D’autres manifestations ont eu lieu dans de nombreuses villes du pays, notamment à Grodno et Brest.

« Pourquoi le président légalement élu se trouve réfugié à l’étranger ? », demandait à l’AFP Nikolaï Diatlov, un employé de banque de 32 ans, faisant référence à la cheffe de file de l’opposition, Svetlana Tikhanovskaïa, qui revendique la victoire à la présidentielle et a trouvé refuge en Lituanie sous la pression au lendemain de l’élection du 9 août.

« J’ai été choqué par la détention et les passages à tabac de citoyens pacifiques […] Je suis pour de nouvelles élections parce qu’aucun de mes amis n’a voté pour Loukachenko », déclarait de son côté Nikita Sazanovitch, 28 ans.

Arrestations

Loin de reculer, le régime d’Alexandre Loukachenko a répondu par de nouvelles arrestations à la mobilisation des étudiants, qui se sont mis en grève après la rentrée du 1er septembre. Plusieurs dizaines d’entre eux ont été arrêtées dans la semaine.

Cette réponse répressive touche aussi les journalistes biélorusses, une vingtaine ayant été interpellés.

« Souvenez-vous que nous sommes forts tant que nous sommes unis », a déclaré dans un court message Svetlana Tikhanovskaïa, qui a par ailleurs appelé la communauté internationale à sanctionner M. Loukachenko et à envoyer une mission de l’ONU pour « documenter » les violations des droits humains dans le pays.

La répression avait été particulièrement brutale lors des premiers jours suivants l’élection : au moins trois personnes avaient été tuées, des dizaines blessées et plus de 7000 interpellées durant les premières manifestations. De nombreux cas de tortures et de mauvais traitements avaient aussi été documentés.

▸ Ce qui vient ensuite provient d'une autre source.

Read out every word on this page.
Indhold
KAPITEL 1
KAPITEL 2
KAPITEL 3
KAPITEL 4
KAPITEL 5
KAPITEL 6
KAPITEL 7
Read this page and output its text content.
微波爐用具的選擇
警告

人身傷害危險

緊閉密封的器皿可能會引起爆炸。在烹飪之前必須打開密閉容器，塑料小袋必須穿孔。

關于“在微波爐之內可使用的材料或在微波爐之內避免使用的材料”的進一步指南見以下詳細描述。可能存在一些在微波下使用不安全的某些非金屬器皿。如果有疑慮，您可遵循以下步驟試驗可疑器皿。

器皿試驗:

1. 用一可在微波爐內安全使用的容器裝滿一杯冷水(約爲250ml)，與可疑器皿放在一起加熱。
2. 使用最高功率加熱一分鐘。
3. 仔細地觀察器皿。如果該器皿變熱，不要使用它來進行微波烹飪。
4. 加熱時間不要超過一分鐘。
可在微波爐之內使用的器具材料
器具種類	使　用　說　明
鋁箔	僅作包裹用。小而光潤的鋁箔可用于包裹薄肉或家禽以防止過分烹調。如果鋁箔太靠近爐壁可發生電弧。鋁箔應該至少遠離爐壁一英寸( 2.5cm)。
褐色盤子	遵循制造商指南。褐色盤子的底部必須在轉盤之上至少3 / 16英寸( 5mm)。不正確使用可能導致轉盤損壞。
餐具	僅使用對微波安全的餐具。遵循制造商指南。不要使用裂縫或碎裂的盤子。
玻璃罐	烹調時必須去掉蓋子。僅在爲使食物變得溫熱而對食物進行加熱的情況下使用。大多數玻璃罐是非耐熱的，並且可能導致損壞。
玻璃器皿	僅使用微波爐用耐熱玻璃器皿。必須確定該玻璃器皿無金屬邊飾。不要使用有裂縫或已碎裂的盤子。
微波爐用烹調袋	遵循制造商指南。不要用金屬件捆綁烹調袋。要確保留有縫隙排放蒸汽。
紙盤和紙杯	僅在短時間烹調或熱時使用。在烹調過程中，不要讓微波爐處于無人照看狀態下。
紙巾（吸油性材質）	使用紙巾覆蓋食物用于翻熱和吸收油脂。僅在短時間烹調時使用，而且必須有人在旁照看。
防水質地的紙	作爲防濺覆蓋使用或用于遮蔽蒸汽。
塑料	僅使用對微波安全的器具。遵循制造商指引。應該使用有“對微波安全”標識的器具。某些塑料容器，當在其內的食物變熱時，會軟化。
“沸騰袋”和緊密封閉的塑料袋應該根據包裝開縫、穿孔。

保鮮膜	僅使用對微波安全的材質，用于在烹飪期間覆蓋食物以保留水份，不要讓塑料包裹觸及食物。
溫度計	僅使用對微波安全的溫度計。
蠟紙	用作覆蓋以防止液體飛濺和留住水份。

Depuis, les arrestations massives sont moins nombreuses mais le régime multiplie les pressions visant des travailleurs en grève ou des figures de l’opposition, dont plusieurs se sont réfugiés à l’étranger par crainte d’une arrestation.

L’une d’entre elles, Olga Kovalkova, a déclaré samedi avoir trouvé refuge en Pologne après avoir été menacée par les services secrets biélorusses.

Alexandre Loukachenko, qui avant l’élection n’avait pas de mots assez durs pour dénoncer les tentatives de « déstabilisation » de Moscou, dénonce désormais un « complot » occidental et fait tout pour se rapprocher de la Russie.

Moscou semble répondre positivement à cette requête et a intensifié son soutien avec la visite à Minsk jeudi de son premier ministre, Mikhaïl Michoustine, le premier déplacement de ce niveau depuis le début de la crise, ou la rencontre entre les chefs des diplomaties des deux pays.

Durant sa rencontre avec M. Michoustine, M. Loukachenko a aussi affirmé que ses services avaient intercepté une communication entre Berlin et Varsovie prouvant que l’empoisonnement de l’opposant russe Alexeï Navalny, hospitalisé à Berlin, était une « falsification » occidentale.

La télévision biélorusse a diffusé l’enregistrement vendredi soir, accueilli souvent de manière dubitative par les internautes biélorusses et russes, tandis que Moscou gardait le silence.